Now imagine running a query like:

				
					SELECT *
  FROM events
 WHERE created_at BETWEEN '2024-01-01' AND '2024-01-31'
 ORDER BY created_at;
				
			

Although the filter is range-based, the hash-sharded index doesn’t help much. The query has to scan index entries across all nodes, gather the results, and perform a global sort, which leads to:

  1. High latency

  2. Inefficient use of indexes

  3. Poor ordering performance

Why PostgreSQL Users Get Caught Off Guard

PostgreSQL users may assume that indexing a timestamp column is always beneficial. But PostgreSQL does not shard index data across multiple nodes — it’s a single-node system. In contrast, YugabyteDB’s distributed architecture changes the game.

Even though the index is built the same way syntactically, YugabyteDB’s default hash-based data and index sharding means that indexing timestamp columns without considering access patterns can cripple performance.

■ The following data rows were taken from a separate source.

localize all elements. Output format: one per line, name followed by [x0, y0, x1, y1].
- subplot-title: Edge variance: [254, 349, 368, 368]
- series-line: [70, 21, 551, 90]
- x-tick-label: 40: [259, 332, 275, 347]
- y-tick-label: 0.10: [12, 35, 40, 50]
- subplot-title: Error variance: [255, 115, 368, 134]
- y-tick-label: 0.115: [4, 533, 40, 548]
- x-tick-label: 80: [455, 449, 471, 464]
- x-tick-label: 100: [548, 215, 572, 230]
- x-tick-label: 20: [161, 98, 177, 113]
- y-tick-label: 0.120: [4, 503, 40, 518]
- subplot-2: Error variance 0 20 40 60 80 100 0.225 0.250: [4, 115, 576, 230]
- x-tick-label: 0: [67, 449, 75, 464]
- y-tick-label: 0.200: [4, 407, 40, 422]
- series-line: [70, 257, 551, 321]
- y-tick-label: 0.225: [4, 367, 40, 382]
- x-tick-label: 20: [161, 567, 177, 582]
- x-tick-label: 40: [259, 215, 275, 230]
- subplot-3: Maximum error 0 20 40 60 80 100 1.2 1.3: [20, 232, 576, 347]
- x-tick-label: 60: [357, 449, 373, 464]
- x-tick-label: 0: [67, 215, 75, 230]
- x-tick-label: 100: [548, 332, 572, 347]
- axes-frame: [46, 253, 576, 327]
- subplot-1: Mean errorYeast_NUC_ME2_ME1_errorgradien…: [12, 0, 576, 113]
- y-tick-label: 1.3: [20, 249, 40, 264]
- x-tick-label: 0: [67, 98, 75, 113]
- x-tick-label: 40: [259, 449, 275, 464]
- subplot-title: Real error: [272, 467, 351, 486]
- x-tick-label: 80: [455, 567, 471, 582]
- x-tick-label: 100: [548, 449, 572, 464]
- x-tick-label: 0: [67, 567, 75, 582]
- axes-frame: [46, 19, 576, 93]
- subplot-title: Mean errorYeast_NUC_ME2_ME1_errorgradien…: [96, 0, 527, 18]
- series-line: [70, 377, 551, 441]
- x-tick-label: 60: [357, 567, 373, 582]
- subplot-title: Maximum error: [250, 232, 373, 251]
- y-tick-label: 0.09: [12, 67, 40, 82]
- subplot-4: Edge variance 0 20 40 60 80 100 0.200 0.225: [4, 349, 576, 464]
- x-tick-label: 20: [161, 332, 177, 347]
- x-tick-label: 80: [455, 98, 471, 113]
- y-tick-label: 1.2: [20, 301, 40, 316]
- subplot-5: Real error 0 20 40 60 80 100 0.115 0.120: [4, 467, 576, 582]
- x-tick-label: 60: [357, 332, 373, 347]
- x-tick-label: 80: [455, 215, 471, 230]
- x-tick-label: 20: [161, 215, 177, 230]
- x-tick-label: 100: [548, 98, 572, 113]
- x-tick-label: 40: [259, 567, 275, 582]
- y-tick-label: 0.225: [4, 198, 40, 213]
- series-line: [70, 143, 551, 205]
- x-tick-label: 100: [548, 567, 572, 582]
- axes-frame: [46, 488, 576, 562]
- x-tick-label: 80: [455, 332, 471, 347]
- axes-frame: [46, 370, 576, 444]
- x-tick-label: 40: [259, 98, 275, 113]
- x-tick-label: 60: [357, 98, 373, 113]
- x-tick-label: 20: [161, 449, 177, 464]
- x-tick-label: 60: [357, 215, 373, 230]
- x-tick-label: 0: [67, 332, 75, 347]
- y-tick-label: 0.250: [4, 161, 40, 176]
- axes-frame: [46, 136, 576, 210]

Best Practice: Use Range-Sharded Primary Keys or Indexes for Timestamps

f your access patterns rely on time-based filtering or ordering, consider:

  1. Designing your table so that timestamp is part of the primary key in a way that preserves ordering

  2. Using co-location to keep time-related data together

  3. Avoiding secondary indexes on timestamps unless you’re confident they’ll be efficient for your access patterns

Identify and Fix Hash-Indexed Timestamps

It’s important to audit your indexes to find those built on timestamp or timestamptz columns. These can usually be detected by inspecting index definitions and verifying how they’re distributed.

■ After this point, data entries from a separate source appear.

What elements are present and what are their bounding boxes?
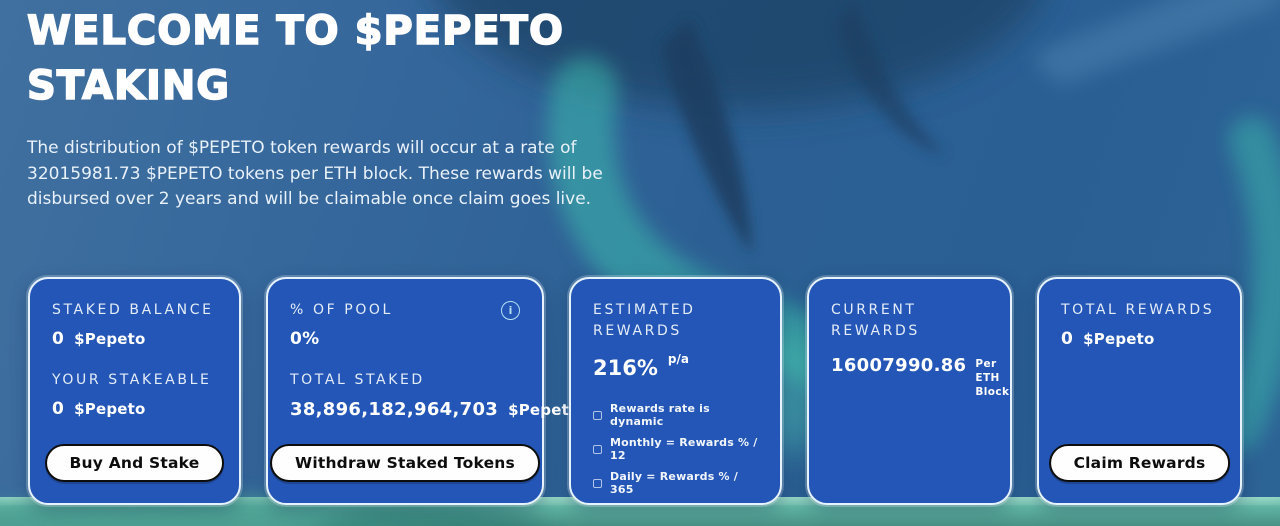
- rewards-notes-list: Rewards rate is dynamic Monthly = Reward…: [593, 402, 758, 496]
- current-rewards-value: 16007990.86: [831, 355, 967, 376]
- note-text: Monthly = Rewards % / 12: [610, 436, 758, 462]
- current-rewards-unit: Per ETH Block: [975, 358, 1010, 398]
- bullet-square-icon: [593, 444, 602, 454]
- staked-balance-token: $Pepeto: [74, 330, 146, 348]
- page-title-line2: Staking: [26, 62, 231, 110]
- staked-balance-amount: 0: [52, 329, 65, 349]
- current-rewards-label: CURRENT REWARDS: [831, 302, 920, 339]
- total-rewards-amount: 0: [1061, 329, 1074, 349]
- estimated-rewards-value: 216%: [593, 356, 658, 380]
- total-staked-label: TOTAL STAKED: [290, 372, 425, 388]
- page-title: Welcome To $PEPETO Staking: [26, 4, 564, 114]
- staked-balance-value: 0 $Pepeto: [52, 329, 217, 349]
- note-text: Daily = Rewards % / 365: [610, 470, 739, 496]
- list-item: Monthly = Rewards % / 12: [593, 436, 758, 462]
- list-item: Rewards rate is dynamic: [593, 402, 758, 428]
- your-stakeable-amount: 0: [52, 399, 65, 419]
- estimated-rewards-suffix: p/a: [667, 352, 689, 366]
- total-rewards-value: 0 $Pepeto: [1061, 329, 1218, 349]
- your-stakeable-value: 0 $Pepeto: [52, 399, 217, 419]
- info-icon[interactable]: i: [501, 301, 520, 320]
- total-rewards-label: TOTAL REWARDS: [1061, 302, 1215, 318]
- rewards-description: The distribution of $PEPETO token reward…: [27, 138, 603, 209]
- bullet-square-icon: [593, 410, 602, 420]
- total-staked-value: 38,896,182,964,703 $Pepeto: [290, 399, 579, 420]
- estimated-rewards-card: ESTIMATED REWARDS 216% p/a Rewards rate …: [569, 277, 782, 505]
- your-stakeable-label: YOUR STAKEABLE: [52, 372, 212, 388]
- list-item: Daily = Rewards % / 365: [593, 470, 758, 496]
- pool-card-header: % OF POOL i: [290, 300, 520, 321]
- pool-percent-row: 0%: [290, 329, 520, 349]
- page-title-line1: Welcome To $PEPETO: [26, 7, 564, 55]
- current-rewards-value-row: 16007990.86 Per ETH Block: [831, 355, 1009, 399]
- total-rewards-token: $Pepeto: [1083, 330, 1155, 348]
- estimated-rewards-label: ESTIMATED REWARDS: [593, 302, 696, 339]
- bullet-square-icon: [593, 478, 602, 488]
- staked-balance-label: STAKED BALANCE: [52, 302, 214, 318]
- buy-and-stake-button[interactable]: Buy And Stake: [44, 444, 225, 482]
- note-text: Rewards rate is dynamic: [610, 402, 710, 428]
- total-rewards-card: TOTAL REWARDS 0 $Pepeto Claim Rewards: [1037, 277, 1242, 505]
- pool-label: % OF POOL: [290, 302, 393, 318]
- claim-rewards-button[interactable]: Claim Rewards: [1048, 444, 1231, 482]
- total-staked-amount: 38,896,182,964,703: [290, 399, 499, 420]
- staking-cards-row: STAKED BALANCE 0 $Pepeto YOUR STAKEABLE …: [28, 277, 1242, 505]
- withdraw-staked-tokens-button[interactable]: Withdraw Staked Tokens: [270, 444, 540, 482]
- hero-section: Welcome To $PEPETO Staking: [26, 4, 564, 114]
- pool-card: % OF POOL i 0% TOTAL STAKED 38,896,182,9…: [266, 277, 579, 505]
- your-stakeable-token: $Pepeto: [74, 400, 146, 418]
- estimated-rewards-value-row: 216% p/a: [593, 352, 758, 380]
- current-rewards-card: CURRENT REWARDS 16007990.86 Per ETH Bloc…: [807, 277, 1012, 505]
- pool-percent: 0%: [290, 329, 320, 349]
- staked-balance-card: STAKED BALANCE 0 $Pepeto YOUR STAKEABLE …: [28, 277, 241, 505]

By identifying and redesigning these indexes, you can dramatically improve performance for range queries and reduce unnecessary overhead in your cluster.

The following query helps identify indexes on timestamp or timestamptz columns that are hash-sharded across nodes. Based on your workload, consider replacing them with range-partitioned alternatives to improve performance. I’ve encapsulated the SQL in a view for easier reuse.

				
					CREATE OR REPLACE VIEW hash_based_timestamp_index_vw AS
SELECT n.nspname AS schema_name,
       t.relname AS table_name,
       i.relname AS index_name,
       a.attname AS column_name,
       pos.n AS index_ordinal_position,
       typ.typname AS column_type,
       pg_get_indexdef((n.nspname || '.' || i.relname)::regclass) AS index_def
  FROM pg_class t
  JOIN pg_namespace n ON t.relnamespace = n.oid
  JOIN pg_index ix ON t.oid = ix.indrelid
  JOIN pg_class i ON i.oid = ix.indexrelid
  JOIN generate_subscripts(ix.indkey, 1) AS pos(n)
    ON true
  JOIN pg_attribute a ON a.attrelid = t.oid
   AND a.attnum = ix.indkey[pos.n]
  JOIN pg_type typ ON a.atttypid = typ.oid
 WHERE t.relkind = 'r'  -- only ordinary tables
   AND a.attnum > 0
   AND typ.typname IN ('timestamp', 'timestamptz')
   AND pg_get_indexdef(i.oid) ILIKE '%' || a.attname || ' HASH%'
 ORDER BY schema_name, table_name, index_name, index_ordinal_position;
				
			

Example:

				
					yugabyte=# CREATE TABLE test(id INT PRIMARY KEY, ts TIMESTAMP);
CREATE TABLE

yugabyte=# CREATE INDEX test_idx1 ON test(ts);
CREATE INDEX

yugabyte=# CREATE INDEX test_idx2 ON test(ts ASC);
CREATE INDEX

yugabyte=# CREATE INDEX test_idx3 ON test(ts, id);
CREATE INDEX

yugabyte=# CREATE INDEX test_idx4 ON test((ts, id));
CREATE INDEX

yugabyte=# SELECT * FROM hash_based_timestamp_index_vw;
 schema_name | table_name | index_name | column_name | index_ordinal_position | column_type |                             index_def
-------------+------------+------------+-------------+------------------------+-------------+-------------------------------------------------------------------
 public      | test       | test_idx1  | ts          |                      0 | timestamp   | CREATE INDEX test_idx1 ON public.test USING lsm (ts HASH)
 public      | test       | test_idx3  | ts          |                      0 | timestamp   | CREATE INDEX test_idx3 ON public.test USING lsm (ts HASH, id ASC)
(2 rows)
				
			

Have Fun!

While hiking in Shenandoah National Park, we saw a sign that read: “Warning: Climbing on, around, or over waterfalls is dangerous.” Apparently, at some point, someone needed that clarified. I can only assume it went poorly.